I’ll share some of my notes from it with you:
- When you don’t feel loveable you pick holes in your appearance. The body is like a punching bag that takes one hit after the other and it has to carry the energy of daily attacks, mentally and emotionally.
- For as long as you continue to judge yourself, you go through every day as if you are on trial.
- Our self-judgement won’t let us rest. It’s exhausting!
- When we judge ourselves a shadow is cast over ourselves. It distorts our vision.
- Judgement always finds something to judge.
- The ego wants you to be an ideal self, and as you strive for this false vision, you judge yourself for never reaching this false ideal. Or when you reach the false ideal it still doesn’t feel right because its not the truth of who you are.

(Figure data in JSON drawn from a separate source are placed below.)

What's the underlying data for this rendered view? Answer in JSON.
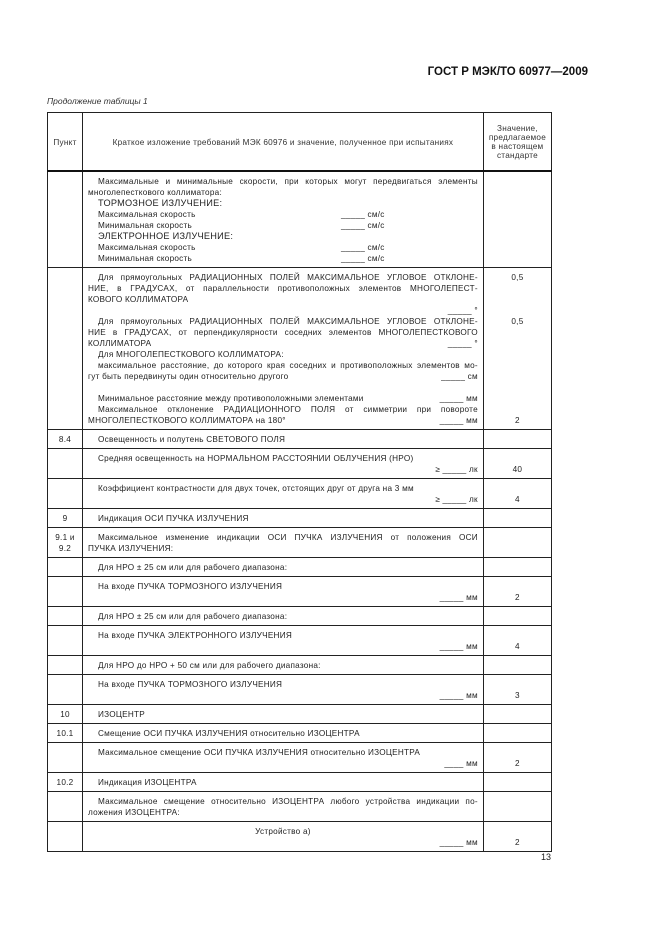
{
  "header": {
    "doc_code": "ГОСТ Р МЭК/ТО 60977—2009",
    "caption": "Продолжение таблицы 1"
  },
  "table": {
    "headers": [
      "Пункт",
      "Краткое изложение требований МЭК 60976 и значение, полученное при испытаниях",
      "Значение, предлагаемое в настоящем стандарте"
    ],
    "rows": [
      {
        "num": [],
        "lines": [
          {
            "t": "Максимальные и минимальные скорости, при которых могут передвигаться элементы",
            "j": 1,
            "ind": 1
          },
          {
            "t": "многолепесткового коллиматора:"
          },
          {
            "t": "ТОРМОЗНОЕ ИЗЛУЧЕНИЕ:",
            "ind": 1,
            "big": 1
          },
          {
            "t": "Максимальная скорость",
            "u": "_____ см/с",
            "mid": 1,
            "ind": 1
          },
          {
            "t": "Минимальная скорость",
            "u": "_____ см/с",
            "mid": 1,
            "ind": 1
          },
          {
            "t": "ЭЛЕКТРОННОЕ ИЗЛУЧЕНИЕ:",
            "ind": 1,
            "big": 1
          },
          {
            "t": "Максимальная скорость",
            "u": "_____ см/с",
            "mid": 1,
            "ind": 1
          },
          {
            "t": "Минимальная скорость",
            "u": "_____ см/с",
            "mid": 1,
            "ind": 1
          }
        ]
      },
      {
        "num": [],
        "lines": [
          {
            "t": "Для прямоугольных РАДИАЦИОННЫХ ПОЛЕЙ МАКСИМАЛЬНОЕ УГЛОВОЕ ОТКЛОНЕ-",
            "j": 1,
            "ind": 1,
            "v": "0,5"
          },
          {
            "t": "НИЕ, в ГРАДУСАХ, от параллельности противоположных элементов МНОГОЛЕПЕСТ-",
            "j": 1
          },
          {
            "t": "КОВОГО КОЛЛИМАТОРА"
          },
          {
            "t": "",
            "u": "_____ °"
          },
          {
            "t": "Для прямоугольных РАДИАЦИОННЫХ ПОЛЕЙ МАКСИМАЛЬНОЕ УГЛОВОЕ ОТКЛОНЕ-",
            "j": 1,
            "ind": 1,
            "v": "0,5"
          },
          {
            "t": "НИЕ в ГРАДУСАХ, от перпендикулярности соседних элементов МНОГОЛЕПЕСТКОВОГО",
            "j": 1
          },
          {
            "t": "КОЛЛИМАТОРА",
            "u": "_____ °"
          },
          {
            "t": "Для МНОГОЛЕПЕСТКОВОГО КОЛЛИМАТОРА:",
            "ind": 1
          },
          {
            "t": "максимальное расстояние, до которого края соседних и противоположных элементов мо-",
            "j": 1,
            "ind": 1
          },
          {
            "t": "гут быть передвинуты один относительно другого",
            "u": "_____ см"
          },
          {
            "t": ""
          },
          {
            "t": "Минимальное расстояние между противоположными элементами",
            "u": "_____ мм",
            "ind": 1
          },
          {
            "t": "Максимальное отклонение РАДИАЦИОННОГО ПОЛЯ от симметрии при повороте",
            "j": 1,
            "ind": 1
          },
          {
            "t": "МНОГОЛЕПЕСТКОВОГО КОЛЛИМАТОРА на 180°",
            "u": "_____ мм",
            "v": "2"
          }
        ]
      },
      {
        "num": [
          "8.4"
        ],
        "lines": [
          {
            "t": "Освещенность и полутень СВЕТОВОГО ПОЛЯ",
            "ind": 1
          }
        ]
      },
      {
        "num": [],
        "lines": [
          {
            "t": "Средняя освещенность на НОРМАЛЬНОМ РАССТОЯНИИ ОБЛУЧЕНИЯ (НРО)",
            "ind": 1
          },
          {
            "t": "",
            "u": "≥ _____ лк",
            "v": "40"
          }
        ]
      },
      {
        "num": [],
        "lines": [
          {
            "t": "Коэффициент контрастности для двух точек, отстоящих друг от друга на 3 мм",
            "ind": 1
          },
          {
            "t": "",
            "u": "≥ _____ лк",
            "v": "4"
          }
        ]
      },
      {
        "num": [
          "9"
        ],
        "lines": [
          {
            "t": "Индикация ОСИ ПУЧКА ИЗЛУЧЕНИЯ",
            "ind": 1
          }
        ]
      },
      {
        "num": [
          "9.1 и",
          "9.2"
        ],
        "lines": [
          {
            "t": "Максимальное изменение индикации ОСИ ПУЧКА ИЗЛУЧЕНИЯ от положения ОСИ",
            "j": 1,
            "ind": 1
          },
          {
            "t": "ПУЧКА ИЗЛУЧЕНИЯ:"
          }
        ]
      },
      {
        "num": [],
        "lines": [
          {
            "t": "Для НРО ± 25 см или для рабочего диапазона:",
            "ind": 1
          }
        ]
      },
      {
        "num": [],
        "lines": [
          {
            "t": "На входе ПУЧКА ТОРМОЗНОГО ИЗЛУЧЕНИЯ",
            "ind": 1
          },
          {
            "t": "",
            "u": "_____ мм",
            "v": "2"
          }
        ]
      },
      {
        "num": [],
        "lines": [
          {
            "t": "Для НРО ± 25 см или для рабочего диапазона:",
            "ind": 1
          }
        ]
      },
      {
        "num": [],
        "lines": [
          {
            "t": "На входе ПУЧКА ЭЛЕКТРОННОГО ИЗЛУЧЕНИЯ",
            "ind": 1
          },
          {
            "t": "",
            "u": "_____ мм",
            "v": "4"
          }
        ]
      },
      {
        "num": [],
        "lines": [
          {
            "t": "Для НРО до НРО + 50 см или для рабочего диапазона:",
            "ind": 1
          }
        ]
      },
      {
        "num": [],
        "lines": [
          {
            "t": "На входе ПУЧКА ТОРМОЗНОГО ИЗЛУЧЕНИЯ",
            "ind": 1
          },
          {
            "t": "",
            "u": "_____ мм",
            "v": "3"
          }
        ]
      },
      {
        "num": [
          "10"
        ],
        "lines": [
          {
            "t": "ИЗОЦЕНТР",
            "ind": 1
          }
        ]
      },
      {
        "num": [
          "10.1"
        ],
        "lines": [
          {
            "t": "Смещение ОСИ ПУЧКА ИЗЛУЧЕНИЯ относительно ИЗОЦЕНТРА",
            "ind": 1
          }
        ]
      },
      {
        "num": [],
        "lines": [
          {
            "t": "Максимальное смещение ОСИ ПУЧКА ИЗЛУЧЕНИЯ относительно ИЗОЦЕНТРА",
            "ind": 1
          },
          {
            "t": "",
            "u": "____ мм",
            "v": "2"
          }
        ]
      },
      {
        "num": [
          "10.2"
        ],
        "lines": [
          {
            "t": "Индикация ИЗОЦЕНТРА",
            "ind": 1
          }
        ]
      },
      {
        "num": [],
        "lines": [
          {
            "t": "Максимальное смещение относительно ИЗОЦЕНТРА любого устройства индикации по-",
            "j": 1,
            "ind": 1
          },
          {
            "t": "ложения ИЗОЦЕНТРА:"
          }
        ]
      },
      {
        "num": [],
        "lines": [
          {
            "t": "Устройство а)",
            "center": 1
          },
          {
            "t": "",
            "u": "_____ мм",
            "v": "2"
          }
        ]
      }
    ]
  },
  "footer": {
    "page_number": "13"
  }
}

- When you stop judging yourself, something beautiful will happen to you, as each judgement falls away, your vision will be restored. All of a sudden, you will see your original face, the eternal loveliness will take place of the imagined ugliness of the ego personality. Love will reveal your secret beauty.
- When you stop judging yourself, you will stop judging others. The more you love yourself, the more people will feel loved by you.
- Self-acceptance is the absence of judgement.
These are only some of my notes from one chapter of the book. What really hit home for me is that I’ve been focusing on the dark energy of judgement, putting myself on trial every day, rather than loving and accepting who I really am, right now in this moment.
Yet its difficult to love yourself when you don’t know or believe in who you are. Not the conditioned you, the real you. Not the you that has taken on other people’s beliefs and patterns, but the you that has love and understanding as your core.
I am discovering, through this shadow work, that you must be willing and able to recognise the judgements you hold about yourself as old patterning and conditioning, the judgements are not the truth. That there needs to be a willingness to accept self lovingly, to look past what you think is distorted and look love in the eye.
I have shifted my attitude, waking up fresh this morning and have embraced every moment today with “What would love do?”, “How would love feel right now?” “I am love” – it’s been the most beautiful day. I feel energised, light and free. I’ve looked in the mirror several times today and even though its the same face looking back at me, because I’ve shifted and I’m loving myself unconditionally now, there’s a sparkle in my eye and I see a happy, beautiful woman looking back.
Love is a healer. Healing happens when you look at yourself through the eyes of love and see how truly loveable you are.
Give it a try. Make the shift from being judgemental and critical to love and acceptance – and watch what happens. Love will reveal and heal.